Relative Expression of CD105 and HIF-1alpha antigens in normal, non-tumor (TF and AT), and tumor tissues. CD105 and HIF-1alpha antigens were detected by Western blotting analysis in 16-paired samples, and the representative data were presented. A, Proteins in lanes 1–3 were extracted from TF, AT, and TT of patient 155, respectively; lanes 4–6 from TF, AT, and TT of patient 167, and lanes 7 and 8 from normal tissues of two healthy controls. B, Fold of CD105 and HIF-1alpha represented the mean of the relative fold from 8 independent experiments (HC, n = 8; TF, AT, and TT, n = 16). Relative fold refers to the ratio of CD105 or HIF-1alpha intensity in TF, AT, and TT to that in HC (* = p <0.05, ** = p < 0.01, versus HC; # = p < 0.05, ## = p < 0.01, versus TT). Columns, mean; bars, SD.

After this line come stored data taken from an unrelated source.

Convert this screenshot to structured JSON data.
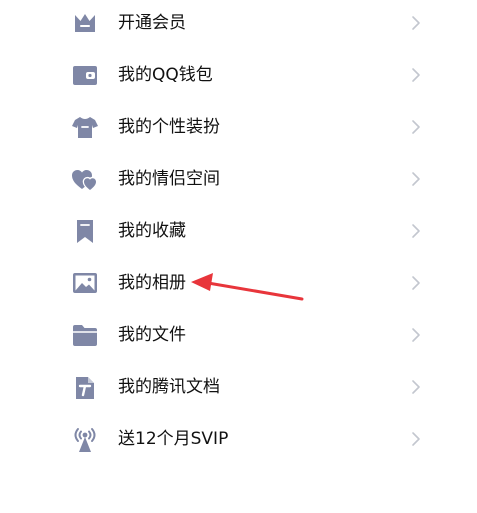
{
  "colors": {
    "icon": "#7f87a6",
    "text": "#111111",
    "chevron": "#c3c7cf",
    "annotation_arrow": "#e8353b",
    "background": "#ffffff"
  },
  "menu": {
    "items": [
      {
        "label": "开通会员",
        "icon": "crown-icon"
      },
      {
        "label": "我的QQ钱包",
        "icon": "wallet-icon"
      },
      {
        "label": "我的个性装扮",
        "icon": "shirt-icon"
      },
      {
        "label": "我的情侣空间",
        "icon": "hearts-icon"
      },
      {
        "label": "我的收藏",
        "icon": "bookmark-icon"
      },
      {
        "label": "我的相册",
        "icon": "image-icon"
      },
      {
        "label": "我的文件",
        "icon": "folder-icon"
      },
      {
        "label": "我的腾讯文档",
        "icon": "tencent-docs-icon"
      },
      {
        "label": "送12个月SVIP",
        "icon": "broadcast-tower-icon"
      }
    ]
  }
}
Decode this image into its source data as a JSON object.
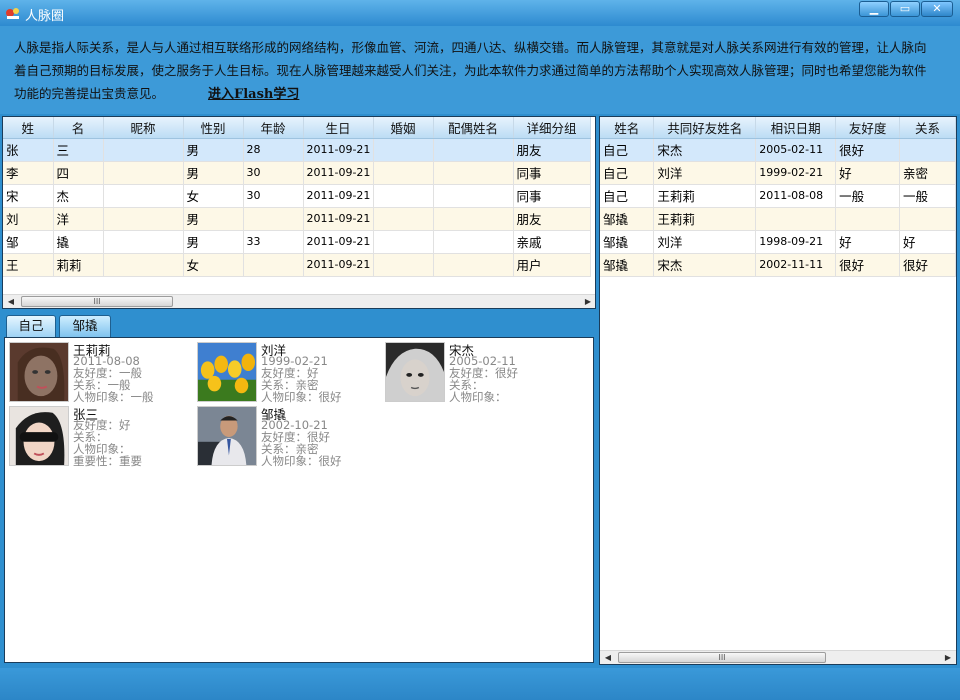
{
  "window": {
    "title": "人脉圈",
    "minimize": "▁",
    "maximize": "▭",
    "close": "✕"
  },
  "banner": {
    "intro": "人脉是指人际关系，是人与人通过相互联络形成的网络结构，形像血管、河流，四通八达、纵横交错。而人脉管理，其意就是对人脉关系网进行有效的管理，让人脉向着自己预期的目标发展，使之服务于人生目标。现在人脉管理越来越受人们关注，为此本软件力求通过简单的方法帮助个人实现高效人脉管理；同时也希望您能为软件功能的完善提出宝贵意见。",
    "flash_link": "进入Flash学习"
  },
  "contacts": {
    "columns": [
      "姓",
      "名",
      "昵称",
      "性别",
      "年龄",
      "生日",
      "婚姻",
      "配偶姓名",
      "详细分组"
    ],
    "rows": [
      [
        "张",
        "三",
        "",
        "男",
        "28",
        "2011-09-21",
        "",
        "",
        "朋友"
      ],
      [
        "李",
        "四",
        "",
        "男",
        "30",
        "2011-09-21",
        "",
        "",
        "同事"
      ],
      [
        "宋",
        "杰",
        "",
        "女",
        "30",
        "2011-09-21",
        "",
        "",
        "同事"
      ],
      [
        "刘",
        "洋",
        "",
        "男",
        "",
        "2011-09-21",
        "",
        "",
        "朋友"
      ],
      [
        "邹",
        "撬",
        "",
        "男",
        "33",
        "2011-09-21",
        "",
        "",
        "亲戚"
      ],
      [
        "王",
        "莉莉",
        "",
        "女",
        "",
        "2011-09-21",
        "",
        "",
        "用户"
      ]
    ]
  },
  "mutual": {
    "columns": [
      "姓名",
      "共同好友姓名",
      "相识日期",
      "友好度",
      "关系"
    ],
    "rows": [
      [
        "自己",
        "宋杰",
        "2005-02-11",
        "很好",
        ""
      ],
      [
        "自己",
        "刘洋",
        "1999-02-21",
        "好",
        "亲密"
      ],
      [
        "自己",
        "王莉莉",
        "2011-08-08",
        "一般",
        "一般"
      ],
      [
        "邹撬",
        "王莉莉",
        "",
        "",
        ""
      ],
      [
        "邹撬",
        "刘洋",
        "1998-09-21",
        "好",
        "好"
      ],
      [
        "邹撬",
        "宋杰",
        "2002-11-11",
        "很好",
        "很好"
      ]
    ]
  },
  "scrollbar": {
    "left": "◀",
    "right": "▶",
    "grip": "III"
  },
  "tabs": [
    "自己",
    "邹撬"
  ],
  "cards": [
    {
      "name": "王莉莉",
      "lines": [
        "2011-08-08",
        "友好度：一般",
        "关系：一般",
        "人物印象：一般"
      ]
    },
    {
      "name": "刘洋",
      "lines": [
        "1999-02-21",
        "友好度：好",
        "关系：亲密",
        "人物印象：很好"
      ]
    },
    {
      "name": "宋杰",
      "lines": [
        "2005-02-11",
        "友好度：很好",
        "关系：",
        "人物印象："
      ]
    },
    {
      "name": "张三",
      "lines": [
        "友好度：好",
        "关系：",
        "人物印象：",
        "重要性：重要"
      ]
    },
    {
      "name": "邹撬",
      "lines": [
        "2002-10-21",
        "友好度：很好",
        "关系：亲密",
        "人物印象：很好"
      ]
    }
  ]
}
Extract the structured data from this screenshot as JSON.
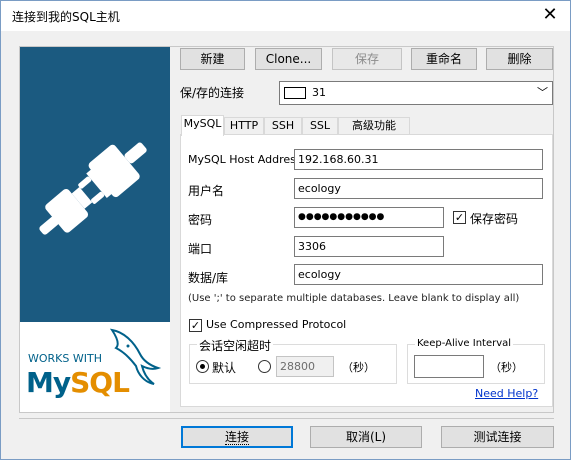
{
  "window": {
    "title": "连接到我的SQL主机",
    "close_glyph": "✕"
  },
  "toolbar": {
    "new_label": "新建",
    "clone_label": "Clone...",
    "save_label": "保存",
    "rename_label": "重命名",
    "delete_label": "删除"
  },
  "saved_connection": {
    "label": "保/存的连接",
    "value": "31"
  },
  "tabs": [
    {
      "label": "MySQL",
      "active": true
    },
    {
      "label": "HTTP",
      "active": false
    },
    {
      "label": "SSH",
      "active": false
    },
    {
      "label": "SSL",
      "active": false
    },
    {
      "label": "高级功能",
      "active": false
    }
  ],
  "form": {
    "host_label": "MySQL Host Address",
    "host_value": "192.168.60.31",
    "user_label": "用户名",
    "user_value": "ecology",
    "password_label": "密码",
    "password_value": "●●●●●●●●●●●",
    "save_password_label": "保存密码",
    "save_password_checked": true,
    "port_label": "端口",
    "port_value": "3306",
    "database_label": "数据/库",
    "database_value": "ecology",
    "database_hint": "(Use ';' to separate multiple databases. Leave blank to display all)",
    "compressed_label": "Use Compressed Protocol",
    "compressed_checked": true
  },
  "session_timeout": {
    "title": "会话空闲超时",
    "default_label": "默认",
    "custom_value": "28800",
    "unit": "（秒）"
  },
  "keep_alive": {
    "title": "Keep-Alive Interval",
    "value": "",
    "unit": "（秒）"
  },
  "help_link": "Need Help?",
  "footer": {
    "connect_label": "连接",
    "cancel_label": "取消(L)",
    "test_label": "测试连接"
  },
  "logo": {
    "works_with": "WORKS WITH",
    "brand": "MySQL"
  },
  "colors": {
    "sidebar_blue": "#1b5a80",
    "mysql_blue": "#00618a",
    "mysql_orange": "#e48e00",
    "link_blue": "#0033cc"
  }
}
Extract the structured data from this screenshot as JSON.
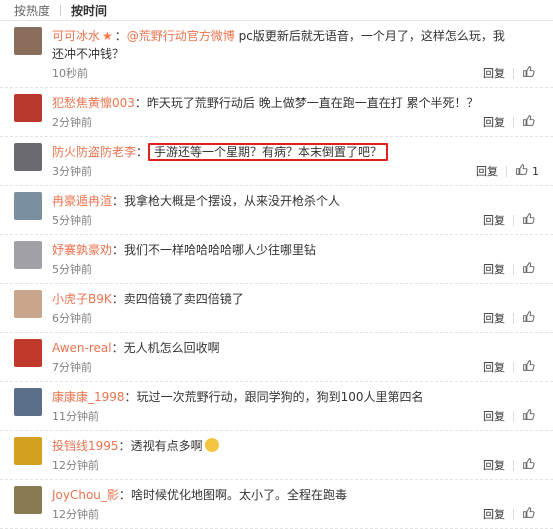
{
  "sort": {
    "hot": "按热度",
    "time": "按时间"
  },
  "actions": {
    "reply": "回复"
  },
  "comments": [
    {
      "user": "可可冰水",
      "vip": "★",
      "sep": "：",
      "mention": "@荒野行动官方微博",
      "text": " pc版更新后就无语音，一个月了，这样怎么玩，我还冲不冲钱？",
      "time": "10秒前",
      "likes": "",
      "avatar_color": "#8a6d5a"
    },
    {
      "user": "犯愁焦黄懔003",
      "sep": "：",
      "text": "昨天玩了荒野行动后 晚上做梦一直在跑一直在打 累个半死！？",
      "time": "2分钟前",
      "likes": "",
      "avatar_color": "#b83a2e"
    },
    {
      "user": "防火防盗防老李",
      "sep": "：",
      "text": "手游还等一个星期？有病？本末倒置了吧？",
      "time": "3分钟前",
      "likes": "1",
      "avatar_color": "#6a6a70"
    },
    {
      "user": "冉豪遁冉渲",
      "sep": "：",
      "text": "我拿枪大概是个摆设，从来没开枪杀个人",
      "time": "5分钟前",
      "likes": "",
      "avatar_color": "#7a8fa0"
    },
    {
      "user": "妤褰孰豪劝",
      "sep": "：",
      "text": "我们不一样哈哈哈哈哪人少往哪里钻",
      "time": "5分钟前",
      "likes": "",
      "avatar_color": "#a0a0a6"
    },
    {
      "user": "小虎子B9K",
      "sep": "：",
      "text": "卖四倍镜了卖四倍镜了",
      "time": "6分钟前",
      "likes": "",
      "avatar_color": "#c9a58c"
    },
    {
      "user": "Awen-real",
      "sep": "：",
      "text": "无人机怎么回收啊",
      "time": "7分钟前",
      "likes": "",
      "avatar_color": "#c0392b"
    },
    {
      "user": "康康康_1998",
      "sep": "：",
      "text": "玩过一次荒野行动，跟同学狗的，狗到100人里第四名",
      "time": "11分钟前",
      "likes": "",
      "avatar_color": "#5b6e8a"
    },
    {
      "user": "投铛线1995",
      "sep": "：",
      "text": "透视有点多啊",
      "emoji": true,
      "time": "12分钟前",
      "likes": "",
      "avatar_color": "#d4a020"
    },
    {
      "user": "JoyChou_影",
      "sep": "：",
      "text": "啥时候优化地图啊。太小了。全程在跑毒",
      "time": "12分钟前",
      "likes": "",
      "avatar_color": "#8a7a50"
    }
  ]
}
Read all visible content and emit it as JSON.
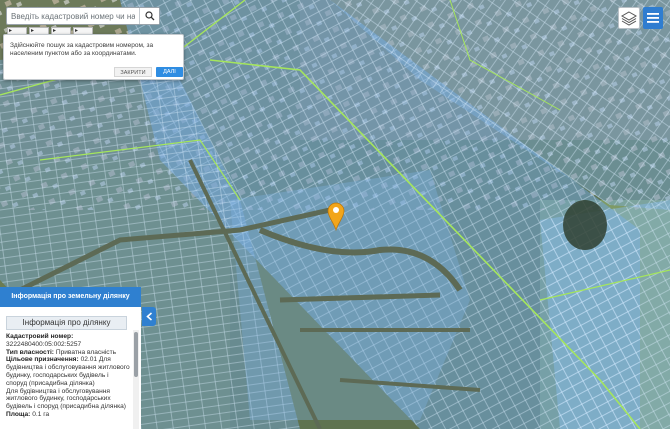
{
  "search": {
    "placeholder": "Введіть кадастровий номер чи населе"
  },
  "mini_tools": [
    "▸",
    "▸",
    "▸",
    "▸"
  ],
  "hint": {
    "text": "Здійснюйте пошук за кадастровим номером, за населеним пунктом або за координатами.",
    "cancel_label": "ЗАКРИТИ",
    "confirm_label": "ДАЛІ"
  },
  "panel": {
    "header": "Інформація про земельну ділянку",
    "title": "Інформація про ділянку",
    "cadastral_label": "Кадастровий номер:",
    "cadastral_value": "3222480400:05:002:5257",
    "ownership_label": "Тип власності:",
    "ownership_value": "Приватна власність",
    "purpose_label": "Цільове призначення:",
    "purpose_value": "02.01 Для будівництва і обслуговування житлового будинку, господарських будівель і споруд (присадибна ділянка)",
    "use_value": "Для будівництва і обслуговування житлового будинку, господарських будівель і споруд (присадибна ділянка)",
    "area_label": "Площа:",
    "area_value": "0.1 га"
  },
  "icons": {
    "search": "search-icon",
    "layers": "layers-icon",
    "menu": "menu-icon",
    "collapse": "chevron-left-icon",
    "marker": "map-marker-icon"
  },
  "colors": {
    "accent": "#2f80d0",
    "marker": "#f2a51a",
    "parcel_fill": "#7fb4e8",
    "parcel_stroke": "#d8ecff",
    "boundary": "#9fe05a"
  }
}
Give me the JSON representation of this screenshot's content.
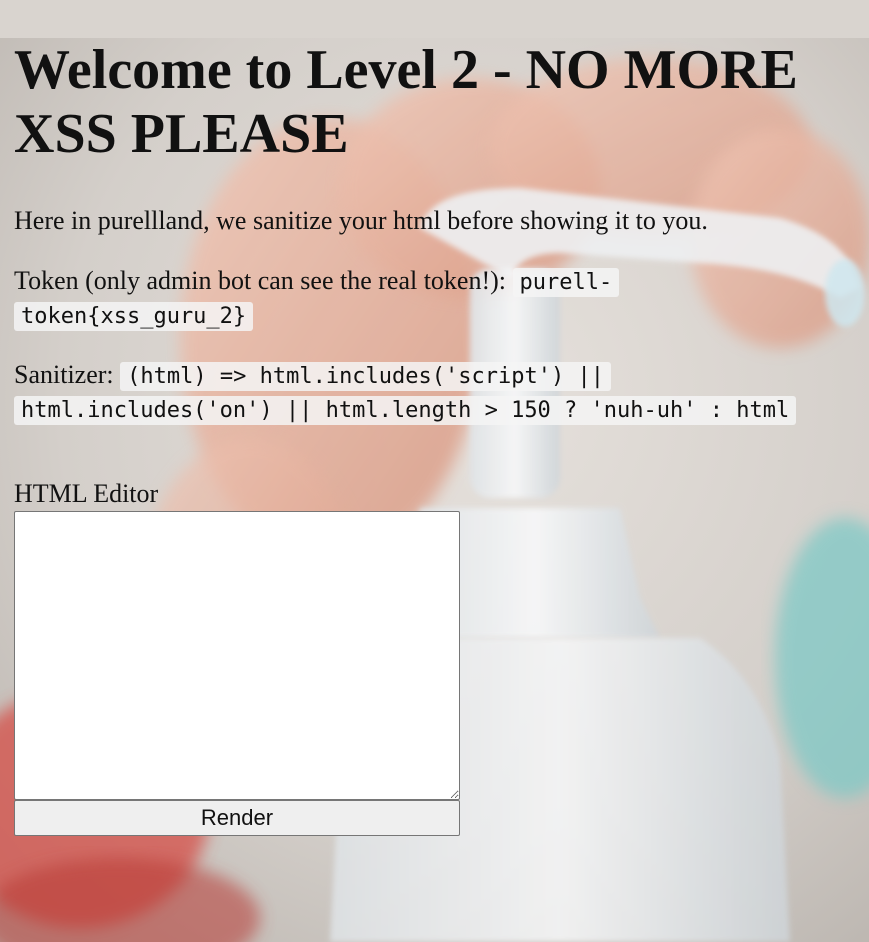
{
  "heading": "Welcome to Level 2 - NO MORE XSS PLEASE",
  "intro": "Here in purellland, we sanitize your html before showing it to you.",
  "token": {
    "label": "Token (only admin bot can see the real token!): ",
    "value": "purell-token{xss_guru_2}"
  },
  "sanitizer": {
    "label": "Sanitizer: ",
    "code": "(html) => html.includes('script') || html.includes('on') || html.length > 150 ? 'nuh-uh' : html"
  },
  "editor": {
    "label": "HTML Editor",
    "value": "",
    "render_label": "Render"
  },
  "background": {
    "description_icon": "hand-sanitizer-photo",
    "colors": {
      "skin": "#e7b29e",
      "bottle": "#f2f4f6",
      "teal": "#7fc9c6",
      "red": "#d7463f"
    }
  }
}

Consequently it was demonstrated at protein and mRNA levels that the CD105 was expressed mostly on HSECs and microvessels, more abundantly in AT and TF than in TT.

Coincident distribution and expression of HIF-1alpha with CD105

The levels of CD105 protein, mRNA and promoter activity can be up-regulated by hypoxia via the HIF-1 complex, which binds a functional consensus HRE in the endoglin promoter [24]. The distribution and expression of HIF-1alpha in liver tissues with HCC were evaluated by Immunohistochemistry and Western blotting analysis. The positive staining was located in the cytoplasm and/or the nuclei of tumor cells and hepatocytes (Figure 4B–D). In general, the intensity of HIF-1alpha staining in the non-tumor tissues (TF and AT) was higher than in tumor tissues (Figure 4C). In the portal area of cirrhosis, the expressions of HIF-1alpha in the bile duct and the vessels were negative (Figure 4D). Among the 64 paired specimens, HIF-1alpha was expressed in 88.13% of TT, which was lower than in AT (96.46%) and TF (92.39%), but was higher than that in normal hepatic tissues (zero, Figure 4A). In accordance with the results of immunohistochemical staining, Western blotting analysis revealed that the HIF-1alpha levels in TF, AT, and TT were 22.82-, 23.81-, and 14.79-fold higher than that in HC, respectively (n = 8, p < 0.001), and the HIF-1alpha levels in TF and AT were significantly higher than in TT (p = 0.006 and p = 0.001, respectively; Figure 3).
Figure 4

Distribution of HIF-1alpha antigen in normal, non-tumor (TF and AT), and tumor tissues. Immunostaining for HIF-1alpha in HC (A), tumor tissues (B), the surrounding of tumor (C), and portal area of non-tumor tissues (D). The signals were detected by DAB staining. Magnification: ×200.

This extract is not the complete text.